Qué es ser antioqueño No es una cuestión que convoque a alguien que reniega de la antioqueñidad y de la supuesta superioridad auto promulgada de quienes se hacen llamar paisas. Sin embargo, saber que quien respondería a esa pregunta sería Pedro Adrián Zuluaga me animó a comprar el libro, en parte porque sabía, de entrada, que no encontraría allí una apología más del desgastado mito antioqueño.
Entrar en esa pregunta implica, para un crítico de la cultura como Zuluaga, tratar con lo excelso y lo ínfimo, lo académico y lo popular (que no tendrían por qué oponerse), lo canónico y lo marginal; Zuluaga acoge todos los productos culturales que ayuden a responder su inquietud: literatura, cine, periodismo, pintura, entrevistas, correspondencias, todo se conjuga en una escritura rigurosa, cuidada, y no por eso menos bella y accesible. Me parece que este libro es una buena muestra de que pensar la cultura y sus productos no requiere alejarlos de quienes participan de esa cultura; lo que se requiere es convocarlos, y Zuluaga logra hacerlo, en parte porque vincula la reflexión a su universo familiar y personal de una forma trasparente, tranquila y sin imposturas.
En esa amalgama de fuentes bien orquestadas Zuluaga lleva a cabo una relectura de las tradiciones artísticas antioqueñas: de Emiro Kastos y Tomás Carrasquilla a Gonzalo Arango y Fernando Vallejo; de Epifanio Mejía a Helí Ramírez; de Benjamín de La Calle a Víctor Gaviria; de Bajo el cielo antioqueño a Sumas y restas. Y pone en relación personajes de la historia antioqueña tan distintos como Laura Montoya, Fernando González, Pablo Escobar y Álvaro Uribe. Todo lo que culturalmente se ha producido en estas montañas se somete al relato no del mito antioqueño sino de su fisura; un relato tan antiguo y potente como la apología que se ha hecho lugar común. Porque este libro nos muestra que los cuestionamientos a lo antioqueño ideal, la disidencia, la autocrítica son tan viejos como el mito mismo, aunque no tan visible.
Hay que decir, además, que en la escritura de Pedro Adrián se articula su propio relato, el de su casa, y eso genera una apropiación de esa historia en el sentido que, inevitablemente, convoca la historia subjetiva del lector.
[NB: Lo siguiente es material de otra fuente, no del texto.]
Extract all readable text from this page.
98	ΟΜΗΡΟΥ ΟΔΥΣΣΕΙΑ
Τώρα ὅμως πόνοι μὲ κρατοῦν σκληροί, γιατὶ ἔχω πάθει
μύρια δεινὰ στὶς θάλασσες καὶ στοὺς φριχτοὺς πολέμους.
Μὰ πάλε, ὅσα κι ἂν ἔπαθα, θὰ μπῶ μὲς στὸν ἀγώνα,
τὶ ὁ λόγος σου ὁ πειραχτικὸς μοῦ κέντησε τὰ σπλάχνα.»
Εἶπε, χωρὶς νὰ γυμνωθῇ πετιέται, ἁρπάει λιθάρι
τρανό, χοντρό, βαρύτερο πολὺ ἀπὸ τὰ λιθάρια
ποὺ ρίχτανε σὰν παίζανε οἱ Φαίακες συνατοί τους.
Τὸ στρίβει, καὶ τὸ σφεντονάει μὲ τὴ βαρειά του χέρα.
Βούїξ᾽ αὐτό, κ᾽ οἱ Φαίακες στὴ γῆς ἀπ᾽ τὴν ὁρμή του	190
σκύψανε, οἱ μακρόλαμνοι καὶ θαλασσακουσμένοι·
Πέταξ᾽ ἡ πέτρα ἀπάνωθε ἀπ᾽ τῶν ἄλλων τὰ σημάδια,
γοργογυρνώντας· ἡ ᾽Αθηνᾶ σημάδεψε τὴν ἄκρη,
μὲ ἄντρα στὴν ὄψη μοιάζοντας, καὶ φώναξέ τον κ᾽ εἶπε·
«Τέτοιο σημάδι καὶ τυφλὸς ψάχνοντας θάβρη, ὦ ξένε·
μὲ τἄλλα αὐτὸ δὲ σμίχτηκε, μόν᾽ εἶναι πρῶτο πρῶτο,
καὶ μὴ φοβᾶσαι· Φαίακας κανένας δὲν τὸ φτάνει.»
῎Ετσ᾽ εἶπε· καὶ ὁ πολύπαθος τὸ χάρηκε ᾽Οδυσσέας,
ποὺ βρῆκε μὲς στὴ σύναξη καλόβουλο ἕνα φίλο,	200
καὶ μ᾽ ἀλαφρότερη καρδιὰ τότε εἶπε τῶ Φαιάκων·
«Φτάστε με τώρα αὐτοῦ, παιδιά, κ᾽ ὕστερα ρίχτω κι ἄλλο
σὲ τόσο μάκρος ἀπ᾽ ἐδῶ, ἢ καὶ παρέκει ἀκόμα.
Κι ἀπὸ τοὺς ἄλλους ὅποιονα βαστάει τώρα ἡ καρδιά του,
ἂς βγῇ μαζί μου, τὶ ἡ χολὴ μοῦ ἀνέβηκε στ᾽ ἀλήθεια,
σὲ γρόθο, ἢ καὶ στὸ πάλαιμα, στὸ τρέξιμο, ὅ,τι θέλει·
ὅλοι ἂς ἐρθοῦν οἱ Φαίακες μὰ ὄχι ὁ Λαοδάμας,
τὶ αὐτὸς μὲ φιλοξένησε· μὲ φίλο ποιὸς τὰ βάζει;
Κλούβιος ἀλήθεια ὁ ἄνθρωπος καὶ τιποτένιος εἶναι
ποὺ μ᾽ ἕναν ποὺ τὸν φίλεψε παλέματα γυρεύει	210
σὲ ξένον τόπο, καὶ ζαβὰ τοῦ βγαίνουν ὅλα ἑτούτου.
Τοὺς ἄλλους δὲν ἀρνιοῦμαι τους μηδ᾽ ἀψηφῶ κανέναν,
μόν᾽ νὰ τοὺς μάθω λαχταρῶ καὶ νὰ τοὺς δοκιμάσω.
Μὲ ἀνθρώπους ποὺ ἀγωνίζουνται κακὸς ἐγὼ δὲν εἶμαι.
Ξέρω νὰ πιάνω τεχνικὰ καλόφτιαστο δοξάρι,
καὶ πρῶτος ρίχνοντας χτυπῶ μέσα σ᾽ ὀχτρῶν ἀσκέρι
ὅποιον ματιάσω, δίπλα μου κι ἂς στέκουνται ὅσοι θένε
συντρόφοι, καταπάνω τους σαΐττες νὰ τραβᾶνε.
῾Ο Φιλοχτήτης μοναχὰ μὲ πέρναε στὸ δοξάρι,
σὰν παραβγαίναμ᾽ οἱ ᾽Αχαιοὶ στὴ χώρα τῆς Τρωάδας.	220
Se genera, pues, una cercanía que hace de su planteamiento algo propio, experiencia propia. Quiero ver en este gesto escritural e intelectual un posicionamiento respecto de la forma de hacer crítica, de ser crítico, que ya no cree en objetividades y asepsias. Me gusta y creo en esta manera de abordar los problemas de la cultura en la que es posible –de hecho, parece una necesidad– entrar en contacto con la persona que escribe.
A partir de esa intimidad deliberadamente revelada Zuluaga logra darnos nuevos elementos para leer nuestra historia, y no me refiero sólo a la historia antioqueña. No creo exagerar si propongo que Qué es ser antioqueño proporciona muchas claves para entrar en la discusión —no sé si para responder a la pregunta— de qué es ser colombianos; nos da elementos para, al menos, mover de sus lugares supuestamente inamovibles discursos, obras, figuras y personas perpetuadas en cánones no siempre críticos, no siempre argumentados, y sí obedientes a la inercia de los mercados, las modas y los intereses parcializados de los medios de comunicación.
Finalmente, me gusta que la crítica de Zuluaga, en este caso, sea una crítica optimista que ve algo bueno en lo que pasa en la actualidad, lejos de cualquier adepto a “todo tiempo pasado fue mejor”. Me gusta que Zuluaga mire y crea en lo que ve en el presente de la producción cultural como una manifestación de mejores comprensiones y relacionamientos entre las personas, que pueda leer las claves de un mejor tiempo ¿Por qué no? ¿Vale la pena insistir en la figura del crítico inconmovible y desesperanzado? Quiero creer que este libro responde de manera negativa, por supuesto, a estas preguntas.